Pete Marra is the Director of the Earth Commons and Laudato Si’ Professor of Biology and the Environment at Georgetown University. Pete uses birds to help us define and understand broad environmental issues, tackling contemporary conservation challenges by addressing fundamental knowledge gaps at the intersection of ornithology, ecology and conservation biology. His transformative work—including quantifying the loss of 3 billion birds from North America, the impacts of climate change, the astounding ecological destruction of outdoor cats and emerging diseases such as West Nile virus—explores the interaction between humans and our environment and poses critical questions to humanity about the environmental costs of urbanization and globalization. His work spans biology, engineering, physiology, and biogeochemistry, and has helped ignite new research into the study of full life cycles of migratory animals while furthering technological advances, including the use of genetics, stable isotopes and remote tracking technologies. Marra uses integrative techniques and rigorous quantitative approaches, leveraging data to link fundamental ecological advances to address conservation problems and reimagine approaches that inform policy. 55 current and former students and his position as founding director of the Earth Commons—Georgetown University’s new institute for environment and sustainability—demonstrate Marra’s dedication to moving research to implementation and educating the next generation of diverse scientists.
Pete comes to Georgetown University after a 20-year career at the Smithsonian Institution, most recently as Director of the Migratory Bird Center. He has a Ph.D. from Dartmouth College and has authored over 260 peer-reviewed papers published in journals such as Science, Nature and Conservation Biology on various aspects of the biology and conservation of birds and other animals, as well as on topics as broad as urban disease ecology. He co-edited the frequently cited book, Birds of Two Worlds, and recently published a second book, Cat Wars: The Devastating Consequences of Cuddly Killer. Pete lives in Takoma Park with his wife and two kids, is an avid fisherman, a gardener and cook.

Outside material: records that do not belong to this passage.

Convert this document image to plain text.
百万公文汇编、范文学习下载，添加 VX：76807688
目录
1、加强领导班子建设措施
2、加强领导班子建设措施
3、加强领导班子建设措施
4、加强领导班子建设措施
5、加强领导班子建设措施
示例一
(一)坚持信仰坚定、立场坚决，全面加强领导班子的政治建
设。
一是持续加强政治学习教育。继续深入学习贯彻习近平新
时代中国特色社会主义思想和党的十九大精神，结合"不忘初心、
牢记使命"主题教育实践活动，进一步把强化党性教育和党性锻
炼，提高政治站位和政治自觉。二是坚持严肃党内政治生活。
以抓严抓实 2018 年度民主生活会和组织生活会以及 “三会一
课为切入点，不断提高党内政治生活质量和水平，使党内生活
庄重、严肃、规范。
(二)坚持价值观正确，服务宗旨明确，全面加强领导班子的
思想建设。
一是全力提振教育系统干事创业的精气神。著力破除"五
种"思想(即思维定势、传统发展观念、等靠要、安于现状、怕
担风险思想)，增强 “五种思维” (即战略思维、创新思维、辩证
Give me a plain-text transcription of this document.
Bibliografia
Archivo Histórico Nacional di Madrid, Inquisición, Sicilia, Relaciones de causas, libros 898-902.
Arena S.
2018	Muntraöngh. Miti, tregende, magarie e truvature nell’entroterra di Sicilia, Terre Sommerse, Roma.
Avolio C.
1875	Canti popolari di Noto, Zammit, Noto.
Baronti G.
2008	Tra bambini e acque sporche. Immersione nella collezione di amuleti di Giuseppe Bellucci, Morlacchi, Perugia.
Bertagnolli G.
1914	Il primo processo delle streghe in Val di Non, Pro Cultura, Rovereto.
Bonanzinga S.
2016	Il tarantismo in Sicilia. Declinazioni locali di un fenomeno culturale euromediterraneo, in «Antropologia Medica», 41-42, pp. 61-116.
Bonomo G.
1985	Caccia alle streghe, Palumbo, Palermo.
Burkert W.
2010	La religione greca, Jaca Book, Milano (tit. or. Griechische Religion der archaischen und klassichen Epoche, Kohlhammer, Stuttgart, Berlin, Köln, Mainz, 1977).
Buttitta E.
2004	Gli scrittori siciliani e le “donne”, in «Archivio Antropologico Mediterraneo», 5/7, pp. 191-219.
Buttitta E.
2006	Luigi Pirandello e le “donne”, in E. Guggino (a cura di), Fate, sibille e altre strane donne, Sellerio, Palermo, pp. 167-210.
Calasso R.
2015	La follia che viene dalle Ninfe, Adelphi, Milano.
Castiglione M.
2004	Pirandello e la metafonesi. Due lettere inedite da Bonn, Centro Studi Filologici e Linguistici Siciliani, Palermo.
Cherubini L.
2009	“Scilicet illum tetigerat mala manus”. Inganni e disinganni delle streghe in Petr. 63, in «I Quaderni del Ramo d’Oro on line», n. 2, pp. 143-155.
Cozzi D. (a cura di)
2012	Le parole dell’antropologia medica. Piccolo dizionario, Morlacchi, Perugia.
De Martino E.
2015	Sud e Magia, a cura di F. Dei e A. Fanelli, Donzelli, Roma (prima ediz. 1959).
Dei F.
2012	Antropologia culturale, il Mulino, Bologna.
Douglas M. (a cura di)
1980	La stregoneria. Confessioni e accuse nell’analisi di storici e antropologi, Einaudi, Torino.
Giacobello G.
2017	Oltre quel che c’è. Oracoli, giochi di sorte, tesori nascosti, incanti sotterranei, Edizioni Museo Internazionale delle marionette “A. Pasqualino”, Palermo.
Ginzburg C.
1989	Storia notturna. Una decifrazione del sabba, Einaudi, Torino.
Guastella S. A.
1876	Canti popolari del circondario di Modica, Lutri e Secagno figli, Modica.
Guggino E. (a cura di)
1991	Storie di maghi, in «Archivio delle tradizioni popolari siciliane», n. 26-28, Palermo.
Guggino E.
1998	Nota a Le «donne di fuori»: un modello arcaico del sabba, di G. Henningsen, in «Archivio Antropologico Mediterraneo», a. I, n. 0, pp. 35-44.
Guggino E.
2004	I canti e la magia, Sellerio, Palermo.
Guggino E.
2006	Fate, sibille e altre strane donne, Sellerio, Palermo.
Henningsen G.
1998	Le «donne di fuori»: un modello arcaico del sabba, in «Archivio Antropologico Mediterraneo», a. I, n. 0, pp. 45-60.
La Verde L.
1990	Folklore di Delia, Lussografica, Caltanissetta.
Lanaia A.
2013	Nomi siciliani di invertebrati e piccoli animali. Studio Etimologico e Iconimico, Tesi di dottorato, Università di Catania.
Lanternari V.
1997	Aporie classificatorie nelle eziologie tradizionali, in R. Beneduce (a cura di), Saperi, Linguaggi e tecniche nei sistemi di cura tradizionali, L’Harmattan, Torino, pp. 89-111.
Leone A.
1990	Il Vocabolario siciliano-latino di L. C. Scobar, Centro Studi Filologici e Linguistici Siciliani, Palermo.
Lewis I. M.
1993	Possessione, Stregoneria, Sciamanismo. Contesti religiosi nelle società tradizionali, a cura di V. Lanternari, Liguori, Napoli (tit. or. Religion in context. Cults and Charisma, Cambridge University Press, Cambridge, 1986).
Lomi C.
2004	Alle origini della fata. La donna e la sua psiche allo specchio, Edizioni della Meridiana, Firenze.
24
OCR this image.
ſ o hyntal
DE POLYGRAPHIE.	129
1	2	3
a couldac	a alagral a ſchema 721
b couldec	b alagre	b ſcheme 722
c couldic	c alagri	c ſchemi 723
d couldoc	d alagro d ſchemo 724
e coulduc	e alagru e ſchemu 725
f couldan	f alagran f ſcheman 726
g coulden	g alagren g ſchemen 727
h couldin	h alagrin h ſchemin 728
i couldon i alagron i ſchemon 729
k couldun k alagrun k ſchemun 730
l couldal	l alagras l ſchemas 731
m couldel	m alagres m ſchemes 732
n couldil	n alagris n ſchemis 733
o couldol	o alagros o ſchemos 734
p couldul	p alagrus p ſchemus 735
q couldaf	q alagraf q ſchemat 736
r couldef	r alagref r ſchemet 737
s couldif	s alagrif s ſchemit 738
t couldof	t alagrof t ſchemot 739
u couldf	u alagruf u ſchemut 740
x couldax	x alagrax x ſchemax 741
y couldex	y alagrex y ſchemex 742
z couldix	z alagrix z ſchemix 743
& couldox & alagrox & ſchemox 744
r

Ersian François is the General Manager and an Associate Producer of the Laboratory for Global Performance & Politics. A native of Trinidad and Tobago, Ersian is a creative solution seeker and arts advocate. She is the co-creator of the acclaimed family program Opera Starts with Oh! Online, and previously worked with Opera Lafayette as their Community Partnerships and Engagement Manager, where she collaborated with The Folger Shakespeare Library, The Avalon Theatre, and the Bowie Center for Performing Arts to create community-centric events. While living in Paris, Ersian worked with the Choir and Orchestra of Sorbonne Universities, Jérémie Rhorer’s Le Cercle de l’Harmonie and Raphael Pichon’s Pygmalion. She is bilingual and is a co-founder of Karaïb Festival in Ile-de-France. She holds an MA in Music Administration and Management from Sorbonne Université.